Did this help explain the argument better? (I still haven’t thought about this argument enough to be that confident that it goes through, but I don’t see any obvious problems at the moment).
I agree with paragraphs 1, 2, and 3. To recap, the question we’re discussing is “do you need to understand consequentialist reasoning to build a predictor that can predict consequentialist reasoners?”
A couple of notes on paragraph 4:
I’m not claiming that neural nets or NTMs are sufficient, just that they represent the kind of thing I expect to increasingly succeed at modeling human decisions (and many other things of interest): model classes that are efficiently learnable, and that don’t include built-in planning faculties.
You are bringing up understandability of an NTM-based human-decision-predictor. I think that’s a fine thing to talk about, but it’s different from the question we were talking about.
You’re also bringing up the danger of consequentialist hypotheses hijacking the overall system. This is fine to talk about as well, but it is also different from the question we were talking about.
In paragraph 5, you seem to be proposing that to make any competent predictor, we’ll need to understand planning. This is a broader assertion, and the argument in favor of it is different from the original argument (“predicting planners requires planning faculties so that you can emulate the planner” vs “predicting anything requires some amount of prioritization and decision-making”). In these cases, I’m more skeptical that a deep theoretical understanding of decision-making is important, but I’m open to talking about it—it just seems different from the original question.

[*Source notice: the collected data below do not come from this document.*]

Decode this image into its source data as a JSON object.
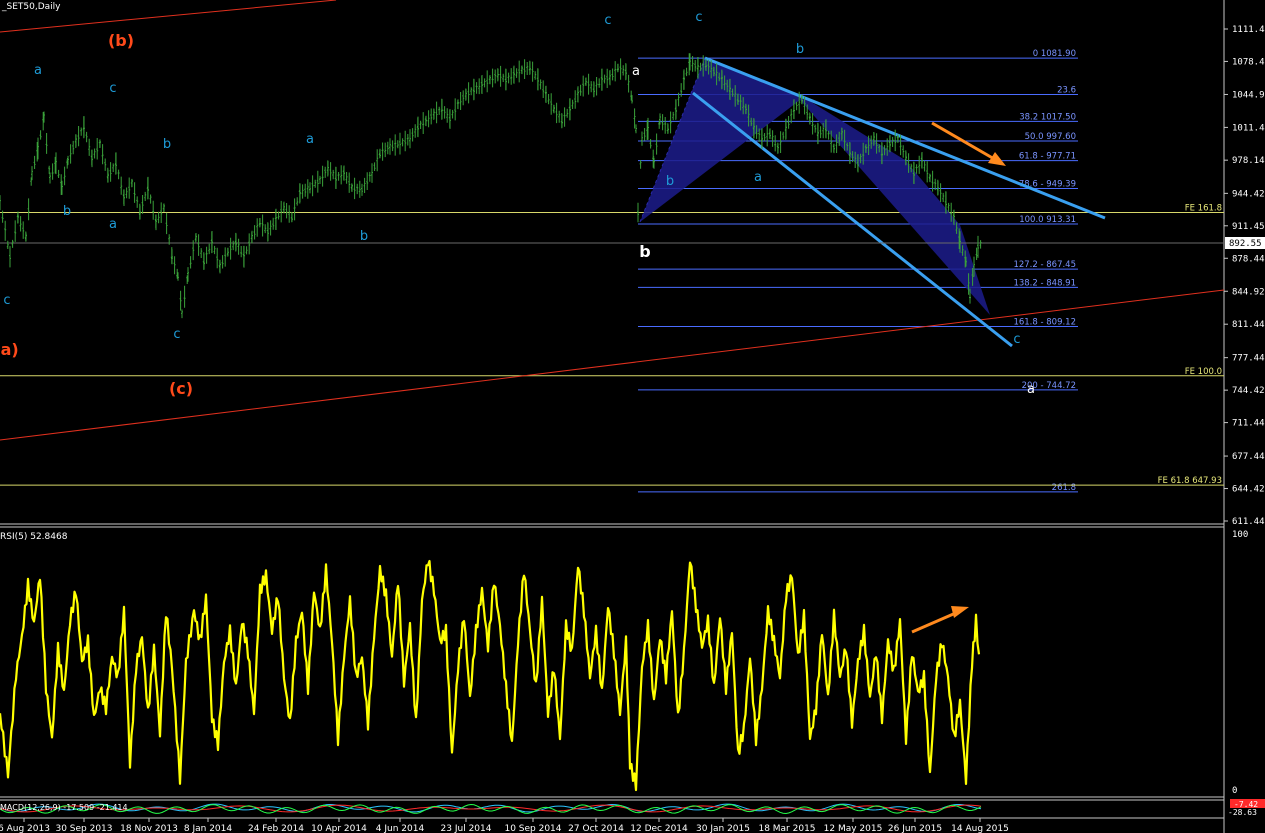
{
  "chart_data": [
    {
      "type": "line",
      "title": "_SET50,Daily",
      "price_axis_ticks": [
        1111.44,
        1078.49,
        1044.92,
        1011.44,
        978.14,
        944.42,
        911.45,
        878.44,
        844.92,
        811.44,
        777.44,
        744.42,
        711.44,
        677.44,
        644.42,
        611.44
      ],
      "current_price": "892.55",
      "ylim": [
        600,
        1140
      ],
      "date_ticks": [
        "6 Aug 2013",
        "30 Sep 2013",
        "18 Nov 2013",
        "8 Jan 2014",
        "24 Feb 2014",
        "10 Apr 2014",
        "4 Jun 2014",
        "23 Jul 2014",
        "10 Sep 2014",
        "27 Oct 2014",
        "12 Dec 2014",
        "30 Jan 2015",
        "18 Mar 2015",
        "12 May 2015",
        "26 Jun 2015",
        "14 Aug 2015"
      ],
      "price_series": [
        [
          0,
          935
        ],
        [
          10,
          880
        ],
        [
          18,
          920
        ],
        [
          26,
          900
        ],
        [
          32,
          965
        ],
        [
          38,
          990
        ],
        [
          44,
          1022
        ],
        [
          50,
          960
        ],
        [
          56,
          975
        ],
        [
          62,
          950
        ],
        [
          68,
          978
        ],
        [
          76,
          998
        ],
        [
          84,
          1012
        ],
        [
          92,
          980
        ],
        [
          100,
          995
        ],
        [
          108,
          962
        ],
        [
          116,
          975
        ],
        [
          124,
          940
        ],
        [
          132,
          955
        ],
        [
          140,
          925
        ],
        [
          148,
          950
        ],
        [
          156,
          915
        ],
        [
          164,
          930
        ],
        [
          172,
          880
        ],
        [
          178,
          860
        ],
        [
          182,
          822
        ],
        [
          188,
          862
        ],
        [
          196,
          900
        ],
        [
          204,
          875
        ],
        [
          212,
          895
        ],
        [
          220,
          870
        ],
        [
          228,
          885
        ],
        [
          236,
          895
        ],
        [
          244,
          880
        ],
        [
          252,
          900
        ],
        [
          260,
          915
        ],
        [
          268,
          905
        ],
        [
          276,
          918
        ],
        [
          284,
          930
        ],
        [
          292,
          920
        ],
        [
          300,
          945
        ],
        [
          310,
          950
        ],
        [
          320,
          958
        ],
        [
          328,
          970
        ],
        [
          336,
          960
        ],
        [
          344,
          965
        ],
        [
          352,
          950
        ],
        [
          362,
          948
        ],
        [
          372,
          965
        ],
        [
          380,
          985
        ],
        [
          390,
          992
        ],
        [
          400,
          995
        ],
        [
          410,
          1000
        ],
        [
          418,
          1012
        ],
        [
          426,
          1018
        ],
        [
          434,
          1025
        ],
        [
          442,
          1030
        ],
        [
          450,
          1020
        ],
        [
          458,
          1035
        ],
        [
          466,
          1045
        ],
        [
          474,
          1050
        ],
        [
          482,
          1055
        ],
        [
          490,
          1060
        ],
        [
          498,
          1065
        ],
        [
          506,
          1060
        ],
        [
          514,
          1065
        ],
        [
          522,
          1070
        ],
        [
          530,
          1072
        ],
        [
          538,
          1060
        ],
        [
          546,
          1045
        ],
        [
          554,
          1030
        ],
        [
          562,
          1018
        ],
        [
          570,
          1030
        ],
        [
          578,
          1045
        ],
        [
          586,
          1058
        ],
        [
          594,
          1050
        ],
        [
          602,
          1060
        ],
        [
          610,
          1062
        ],
        [
          618,
          1072
        ],
        [
          626,
          1068
        ],
        [
          632,
          1040
        ],
        [
          636,
          1010
        ],
        [
          638,
          925
        ],
        [
          642,
          1000
        ],
        [
          648,
          1010
        ],
        [
          654,
          975
        ],
        [
          660,
          1020
        ],
        [
          668,
          1010
        ],
        [
          676,
          1030
        ],
        [
          684,
          1060
        ],
        [
          690,
          1078
        ],
        [
          698,
          1072
        ],
        [
          706,
          1075
        ],
        [
          714,
          1068
        ],
        [
          722,
          1060
        ],
        [
          730,
          1050
        ],
        [
          738,
          1040
        ],
        [
          746,
          1030
        ],
        [
          754,
          1010
        ],
        [
          762,
          1000
        ],
        [
          770,
          1005
        ],
        [
          778,
          990
        ],
        [
          786,
          1010
        ],
        [
          794,
          1030
        ],
        [
          802,
          1040
        ],
        [
          810,
          1020
        ],
        [
          818,
          1005
        ],
        [
          826,
          1010
        ],
        [
          834,
          990
        ],
        [
          842,
          1005
        ],
        [
          850,
          985
        ],
        [
          858,
          975
        ],
        [
          866,
          990
        ],
        [
          874,
          1000
        ],
        [
          882,
          985
        ],
        [
          890,
          995
        ],
        [
          898,
          1000
        ],
        [
          906,
          980
        ],
        [
          914,
          965
        ],
        [
          922,
          978
        ],
        [
          930,
          960
        ],
        [
          938,
          950
        ],
        [
          946,
          935
        ],
        [
          954,
          920
        ],
        [
          960,
          895
        ],
        [
          966,
          875
        ],
        [
          970,
          840
        ],
        [
          974,
          870
        ],
        [
          978,
          890
        ],
        [
          981,
          893
        ]
      ],
      "fibonacci_levels": [
        {
          "label": "0  1081.90",
          "value": 1081.9
        },
        {
          "label": "23.6",
          "value": 1044.9
        },
        {
          "label": "38.2  1017.50",
          "value": 1017.5
        },
        {
          "label": "50.0  997.60",
          "value": 997.6
        },
        {
          "label": "61.8 - 977.71",
          "value": 977.71
        },
        {
          "label": "78.6 - 949.39",
          "value": 949.39
        },
        {
          "label": "100.0  913.31",
          "value": 913.31
        },
        {
          "label": "127.2 - 867.45",
          "value": 867.45
        },
        {
          "label": "138.2 - 848.91",
          "value": 848.91
        },
        {
          "label": "161.8 - 809.12",
          "value": 809.12
        },
        {
          "label": "200 - 744.72",
          "value": 744.72
        },
        {
          "label": "261.8",
          "value": 641.0
        }
      ],
      "fe_levels": [
        {
          "label": "FE 161.8",
          "value": 925
        },
        {
          "label": "FE 100.0",
          "value": 759
        },
        {
          "label": "FE 61.8  647.93",
          "value": 647.93
        }
      ],
      "wave_labels": [
        {
          "text": "(b)",
          "color": "#ff4a1a"
        },
        {
          "text": "(a)",
          "color": "#ff4a1a"
        },
        {
          "text": "(c)",
          "color": "#ff4a1a"
        },
        {
          "text": "a",
          "color": "#1e9bd7"
        },
        {
          "text": "c",
          "color": "#1e9bd7"
        },
        {
          "text": "b",
          "color": "#1e9bd7"
        },
        {
          "text": "b",
          "color": "#1e9bd7"
        },
        {
          "text": "a",
          "color": "#1e9bd7"
        },
        {
          "text": "c",
          "color": "#1e9bd7"
        },
        {
          "text": "a",
          "color": "#1e9bd7"
        },
        {
          "text": "c",
          "color": "#1e9bd7"
        },
        {
          "text": "b",
          "color": "#1e9bd7"
        },
        {
          "text": "c",
          "color": "#1e9bd7"
        },
        {
          "text": "c",
          "color": "#1e9bd7"
        },
        {
          "text": "a",
          "color": "#ffffff"
        },
        {
          "text": "b",
          "color": "#1e9bd7"
        },
        {
          "text": "b",
          "color": "#1e9bd7"
        },
        {
          "text": "a",
          "color": "#1e9bd7"
        },
        {
          "text": "b",
          "color": "#ffffff"
        },
        {
          "text": "c",
          "color": "#1e9bd7"
        },
        {
          "text": "a",
          "color": "#ffffff"
        }
      ],
      "colors": {
        "price": "#3aa13a",
        "rsi": "#ffff00",
        "fib": "#4a6cff",
        "fe": "#d8d86a",
        "trend_red": "#e0301e",
        "channel": "#3aa0f0",
        "arrow": "#ff8a1e",
        "pattern": "#1c1c8c"
      }
    },
    {
      "type": "line",
      "title": "RSI(5) 52.8468",
      "ylim": [
        0,
        100
      ],
      "axis_ticks": [
        "100",
        "0"
      ],
      "series": [
        [
          0,
          30
        ],
        [
          8,
          6
        ],
        [
          16,
          45
        ],
        [
          22,
          60
        ],
        [
          28,
          80
        ],
        [
          34,
          65
        ],
        [
          40,
          84
        ],
        [
          46,
          40
        ],
        [
          52,
          20
        ],
        [
          58,
          55
        ],
        [
          64,
          38
        ],
        [
          70,
          66
        ],
        [
          76,
          78
        ],
        [
          82,
          50
        ],
        [
          88,
          58
        ],
        [
          94,
          28
        ],
        [
          100,
          40
        ],
        [
          106,
          32
        ],
        [
          112,
          52
        ],
        [
          118,
          44
        ],
        [
          124,
          70
        ],
        [
          130,
          10
        ],
        [
          136,
          48
        ],
        [
          142,
          60
        ],
        [
          148,
          30
        ],
        [
          154,
          55
        ],
        [
          160,
          22
        ],
        [
          166,
          70
        ],
        [
          172,
          48
        ],
        [
          180,
          4
        ],
        [
          186,
          50
        ],
        [
          194,
          70
        ],
        [
          200,
          58
        ],
        [
          206,
          75
        ],
        [
          212,
          28
        ],
        [
          218,
          18
        ],
        [
          224,
          50
        ],
        [
          230,
          62
        ],
        [
          236,
          40
        ],
        [
          242,
          66
        ],
        [
          248,
          54
        ],
        [
          254,
          30
        ],
        [
          260,
          78
        ],
        [
          266,
          84
        ],
        [
          272,
          62
        ],
        [
          278,
          76
        ],
        [
          284,
          44
        ],
        [
          290,
          26
        ],
        [
          296,
          58
        ],
        [
          302,
          70
        ],
        [
          308,
          40
        ],
        [
          314,
          78
        ],
        [
          320,
          62
        ],
        [
          326,
          86
        ],
        [
          332,
          58
        ],
        [
          338,
          20
        ],
        [
          344,
          52
        ],
        [
          350,
          74
        ],
        [
          356,
          44
        ],
        [
          362,
          52
        ],
        [
          368,
          26
        ],
        [
          374,
          60
        ],
        [
          380,
          86
        ],
        [
          386,
          76
        ],
        [
          392,
          52
        ],
        [
          398,
          82
        ],
        [
          404,
          42
        ],
        [
          410,
          64
        ],
        [
          416,
          26
        ],
        [
          422,
          74
        ],
        [
          428,
          90
        ],
        [
          434,
          78
        ],
        [
          440,
          58
        ],
        [
          446,
          62
        ],
        [
          452,
          14
        ],
        [
          458,
          48
        ],
        [
          464,
          68
        ],
        [
          470,
          36
        ],
        [
          476,
          62
        ],
        [
          482,
          78
        ],
        [
          488,
          56
        ],
        [
          494,
          82
        ],
        [
          500,
          64
        ],
        [
          506,
          40
        ],
        [
          512,
          18
        ],
        [
          518,
          58
        ],
        [
          524,
          86
        ],
        [
          530,
          62
        ],
        [
          536,
          40
        ],
        [
          542,
          74
        ],
        [
          548,
          30
        ],
        [
          554,
          48
        ],
        [
          560,
          20
        ],
        [
          566,
          64
        ],
        [
          572,
          54
        ],
        [
          578,
          88
        ],
        [
          584,
          70
        ],
        [
          590,
          44
        ],
        [
          596,
          62
        ],
        [
          602,
          38
        ],
        [
          608,
          72
        ],
        [
          614,
          54
        ],
        [
          620,
          30
        ],
        [
          626,
          58
        ],
        [
          630,
          10
        ],
        [
          636,
          2
        ],
        [
          642,
          48
        ],
        [
          648,
          64
        ],
        [
          654,
          34
        ],
        [
          660,
          60
        ],
        [
          666,
          44
        ],
        [
          672,
          70
        ],
        [
          678,
          28
        ],
        [
          684,
          54
        ],
        [
          690,
          90
        ],
        [
          696,
          72
        ],
        [
          702,
          56
        ],
        [
          708,
          66
        ],
        [
          714,
          40
        ],
        [
          720,
          68
        ],
        [
          726,
          40
        ],
        [
          732,
          62
        ],
        [
          738,
          14
        ],
        [
          744,
          24
        ],
        [
          750,
          52
        ],
        [
          756,
          20
        ],
        [
          762,
          40
        ],
        [
          768,
          70
        ],
        [
          774,
          58
        ],
        [
          780,
          44
        ],
        [
          786,
          76
        ],
        [
          792,
          84
        ],
        [
          798,
          52
        ],
        [
          804,
          68
        ],
        [
          810,
          20
        ],
        [
          816,
          32
        ],
        [
          822,
          62
        ],
        [
          828,
          36
        ],
        [
          834,
          68
        ],
        [
          840,
          44
        ],
        [
          846,
          56
        ],
        [
          852,
          26
        ],
        [
          858,
          50
        ],
        [
          864,
          62
        ],
        [
          870,
          36
        ],
        [
          876,
          54
        ],
        [
          882,
          28
        ],
        [
          888,
          58
        ],
        [
          894,
          46
        ],
        [
          900,
          66
        ],
        [
          906,
          20
        ],
        [
          912,
          54
        ],
        [
          918,
          38
        ],
        [
          924,
          44
        ],
        [
          930,
          6
        ],
        [
          936,
          44
        ],
        [
          942,
          58
        ],
        [
          948,
          44
        ],
        [
          954,
          20
        ],
        [
          960,
          34
        ],
        [
          966,
          4
        ],
        [
          972,
          50
        ],
        [
          976,
          66
        ],
        [
          979,
          53
        ]
      ]
    },
    {
      "type": "line",
      "title": "MACD(12,26,9) -17.509 -21.414",
      "axis_ticks": [
        "-7.42",
        "-28.63"
      ]
    }
  ]
}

Overall, I feel like this response is out-of-scope for the current question—does that make sense, or do I seem off-base?
I see more now what you’re saying about NTMs. In some sense NTMs don’t have “built-in” planning capabilities; to the extent that they plan well, it’s because they learned that transition functions that make plans work better to predict some things. I think it’s likely that you can get planning capabilities in this manner, without actually understanding how the planning works internally. So it seems like there isn’t actually disagreement on this point (sorry for misinterpreting the question). The more controversial point is that you need to understand planning to train safe predictors of humans making plans.
I don’t think I was bringing up consequentialist hypotheses hijacking the system in this paragraph. I was noting the danger of having a system (which is in some sense just trying to predict humans well) output a plan it thinks a human would produce after thinking a very long time, given that it is good at predicting plans toward an objective but bad at predicting the humans’ objective.
Regarding paragraph 5: I was trying to say that you probably only need primitive planning abilities for a lot of prediction tasks, in some cases ones we already understand today. For example, you might use a deep neural net for deciding which weather simulations are worth running, and reinforce the deep neural net on the extent to which running the weather simulation changed the system’s accuracy. This is probably sufficient for a lot of applications.
Thanks Jessica—sorry I misunderstood about hijacking. A couple of questions:
Is there a difference between “safe” and “accurate” predictors? I’m now thinking that you’re worried about NTMs basically making inaccurate predictions, and that accurate predictors of planning will require us to understand planning.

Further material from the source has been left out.